Kathmandu, July 16
With the monsoon and floods affecting the consumption of electricity in the Tarai region and most of the industrial corridors, Nepal Electricity Authority (NEA) has said that import of electricity from India has fallen to 150 megawatts.
As per NEA, the demand for electricity had dropped to nearly 600 megawatts till Sunday and has gradually been rising now with the demand at present standing at 1,000 megawatts.
Electricity consumption in normal times is usually 1,200 MW to 1,300 MW.
According to Prabal Adhikari, spokesperson for NEA, till today, the power utility had been importing only 150 MW of electricity from India through the Dhalkebar-Muzaffarpur cross-border transmission line against the normal figure of around 400 MW.
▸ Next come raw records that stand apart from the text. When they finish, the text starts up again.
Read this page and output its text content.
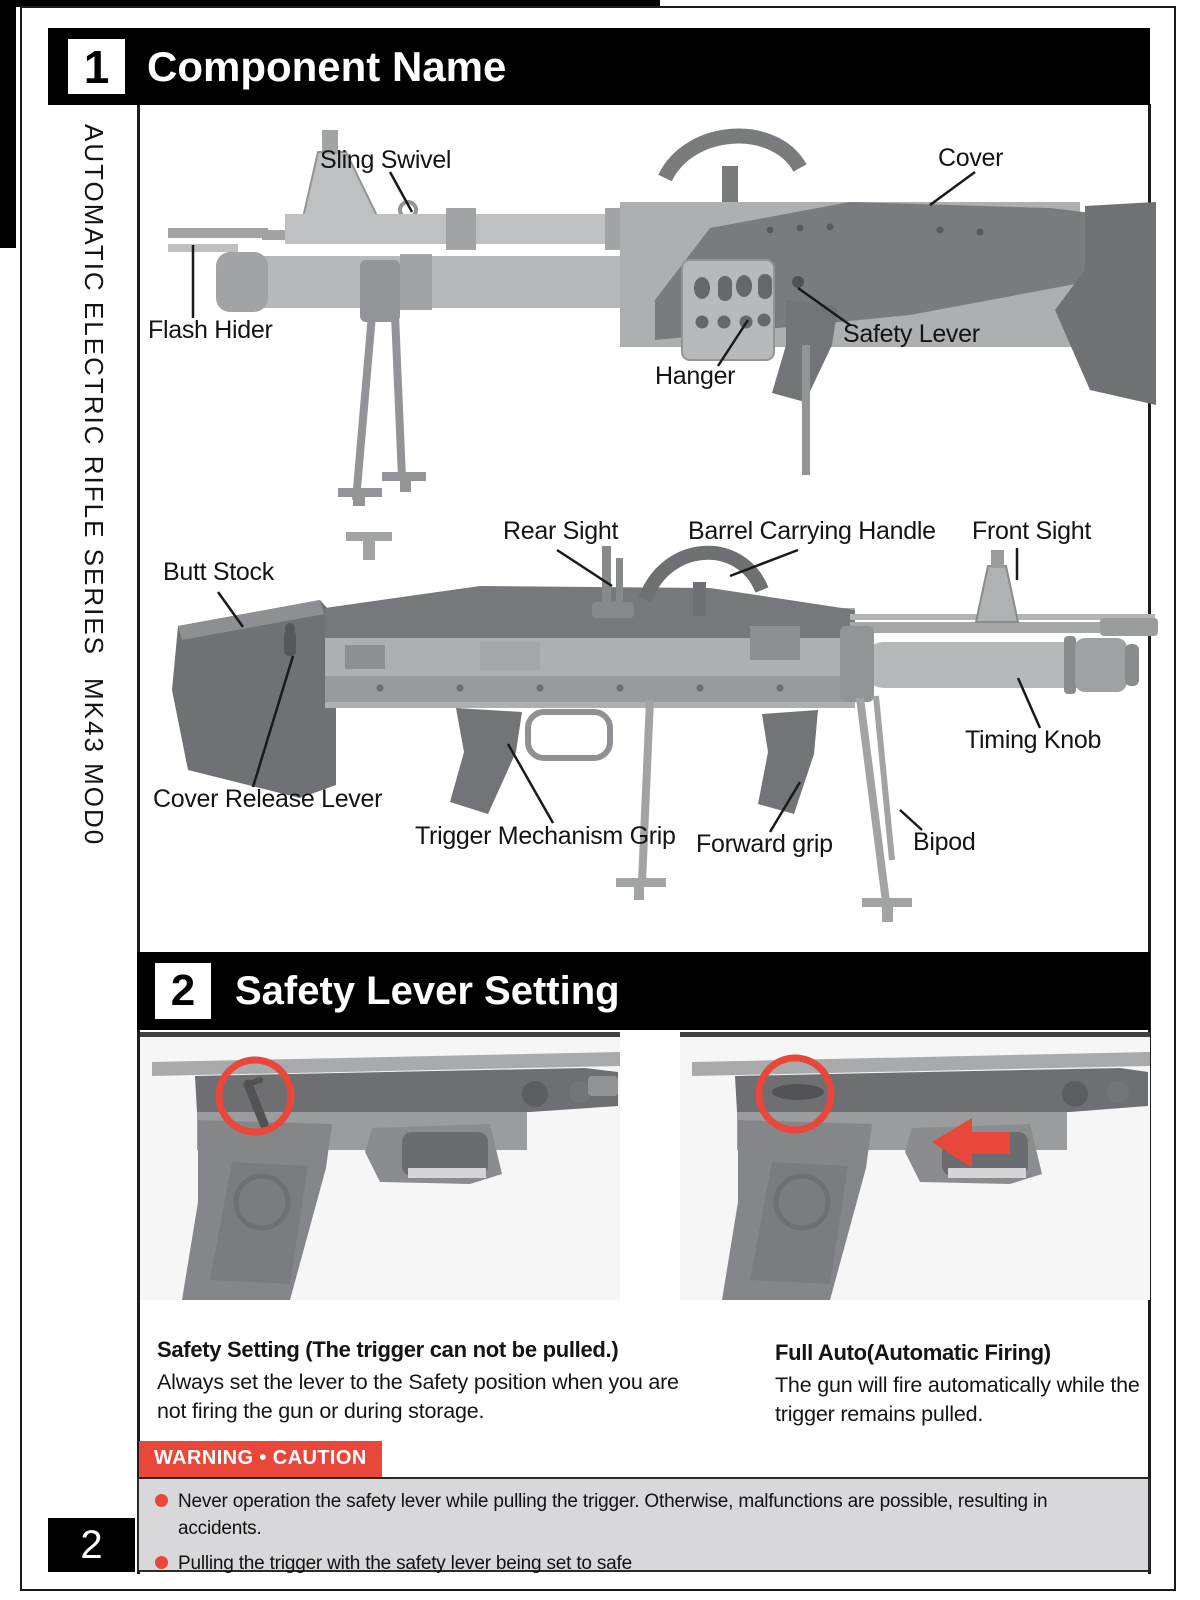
1 Component Name
AUTOMATIC ELECTRIC RIFLE SERIES
MK43 MOD0
Sling Swivel	Cover
Flash Hider	Safety Lever
Hanger
Rear Sight	Barrel Carrying Handle Front Sight
Butt Stock
Timing Knob
Cover Release Lever
Trigger Mechanism Grip Forward grip	Bipod
2 Safety Lever Setting

Safety Setting (The trigger can not be pulled.)

Always set the lever to the Safety position when you are not firing the gun or during storage.

Full Auto(Automatic Firing)

The gun will fire automatically while the trigger remains pulled.

WARNING • CAUTION
Never operation the safety lever while pulling the trigger. Otherwise, malfunctions are possible, resulting in accidents.
Pulling the trigger with the safety lever being set to safe
2
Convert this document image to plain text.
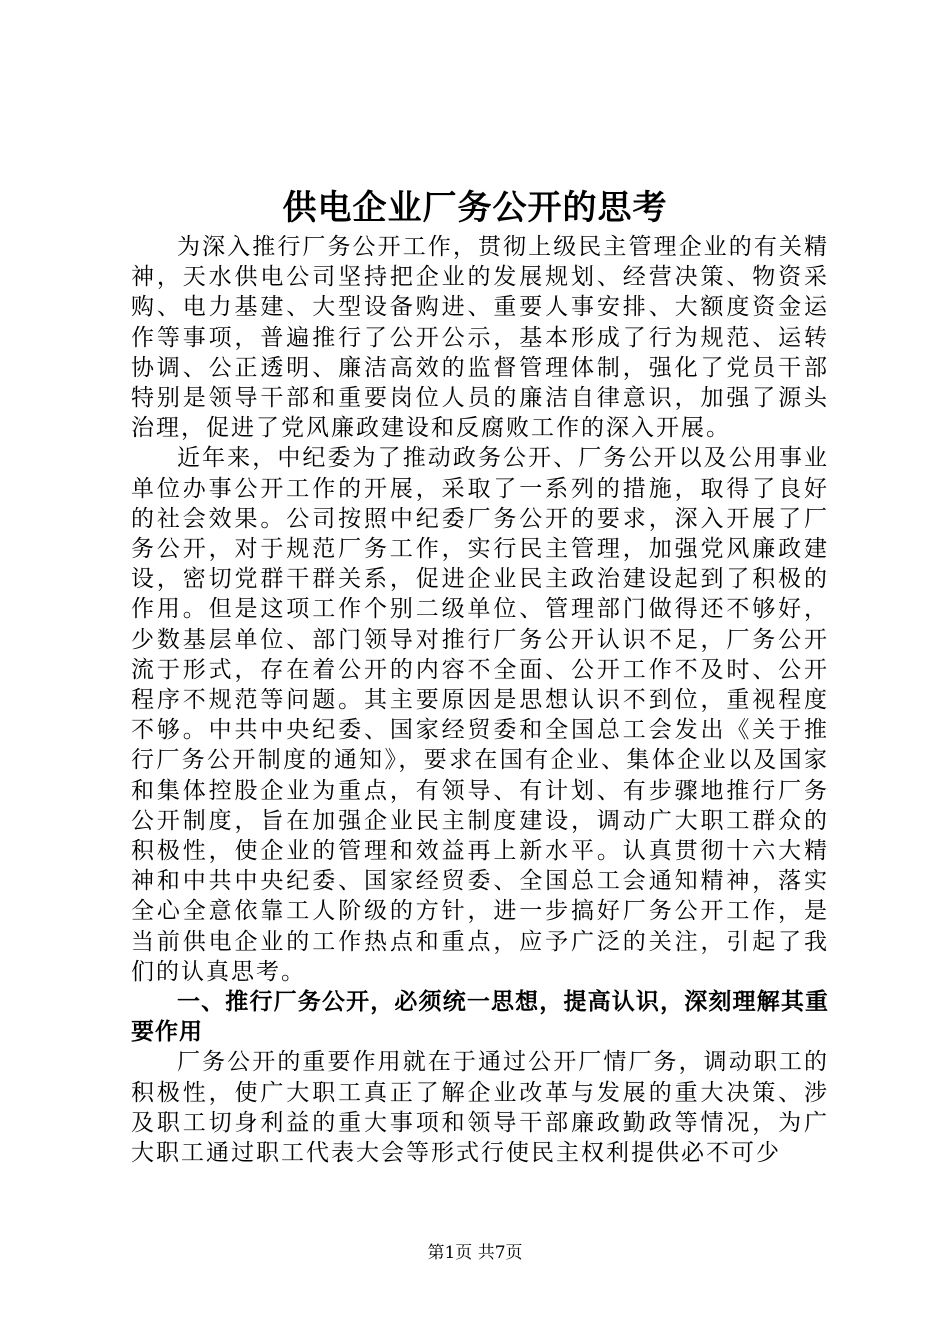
供电企业厂务公开的思考

为深入推行厂务公开工作，贯彻上级民主管理企业的有关精神，天水供电公司坚持把企业的发展规划、经营决策、物资采购、电力基建、大型设备购进、重要人事安排、大额度资金运作等事项，普遍推行了公开公示，基本形成了行为规范、运转协调、公正透明、廉洁高效的监督管理体制，强化了党员干部特别是领导干部和重要岗位人员的廉洁自律意识，加强了源头治理，促进了党风廉政建设和反腐败工作的深入开展。

近年来，中纪委为了推动政务公开、厂务公开以及公用事业单位办事公开工作的开展，采取了一系列的措施，取得了良好的社会效果。公司按照中纪委厂务公开的要求，深入开展了厂务公开，对于规范厂务工作，实行民主管理，加强党风廉政建设，密切党群干群关系，促进企业民主政治建设起到了积极的作用。但是这项工作个别二级单位、管理部门做得还不够好，少数基层单位、部门领导对推行厂务公开认识不足，厂务公开流于形式，存在着公开的内容不全面、公开工作不及时、公开程序不规范等问题。其主要原因是思想认识不到位，重视程度不够。中共中央纪委、国家经贸委和全国总工会发出《关于推行厂务公开制度的通知》，要求在国有企业、集体企业以及国家和集体控股企业为重点，有领导、有计划、有步骤地推行厂务公开制度，旨在加强企业民主制度建设，调动广大职工群众的积极性，使企业的管理和效益再上新水平。认真贯彻十六大精神和中共中央纪委、国家经贸委、全国总工会通知精神，落实全心全意依靠工人阶级的方针，进一步搞好厂务公开工作，是当前供电企业的工作热点和重点，应予广泛的关注，引起了我们的认真思考。

一、推行厂务公开，必须统一思想，提高认识，深刻理解其重要作用

厂务公开的重要作用就在于通过公开厂情厂务，调动职工的积极性，使广大职工真正了解企业改革与发展的重大决策、涉及职工切身利益的重大事项和领导干部廉政勤政等情况，为广大职工通过职工代表大会等形式行使民主权利提供必不可少

第1页 共7页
Moreover, with incessant rain across the country, the country’s only reservoir dam in Kulekhani at present has ample supply of water. As the reservoir is nearly filled to the brim and since water could flow out of the facility, NEA is operating the project in a fullfledged manner and producing 92 megawatts of energy from the Kulekhani I hydropower project and its cascade project Kulekhani II to prevent overflow and possible dam fracture.
Adhikari further said that the level of water massively increased in the Kulekhani reservoir by 20.13 metres in between Thursday night and Sunday. In the past years, the generation plants used to remain closed in the monsoon season so as to allow the reservoir to replenish, but this year the water level is at the maximum point from the very beginning of the monsoon, so it needs to be operated earlier, he added.
As per NEA’s records, the water level at the reservoir has increased by six centimetres per day from Monday till today and even after operating the power plants in full swing for 24 hours, the water level has dropped by only three centimetres.
As of Monday night, the water level at the Kulekhani reservoir stood at 1,526.05 metres. As the reservoir’s threshold capacity stands at 1,530 metres, the government has alerted people residing in Bhimphedi, Indrasarovar and Bagmati rural municipalities of Makawanpur, Hariharpurgadhi of Sindhuli and Bagmati Rural Municipality of Lalitpur, along with those living near water bodies in Sarlahi and Rautahat districts to remain safe.
A version of this article appears in print on July 17, 2019 of The Himalayan Times.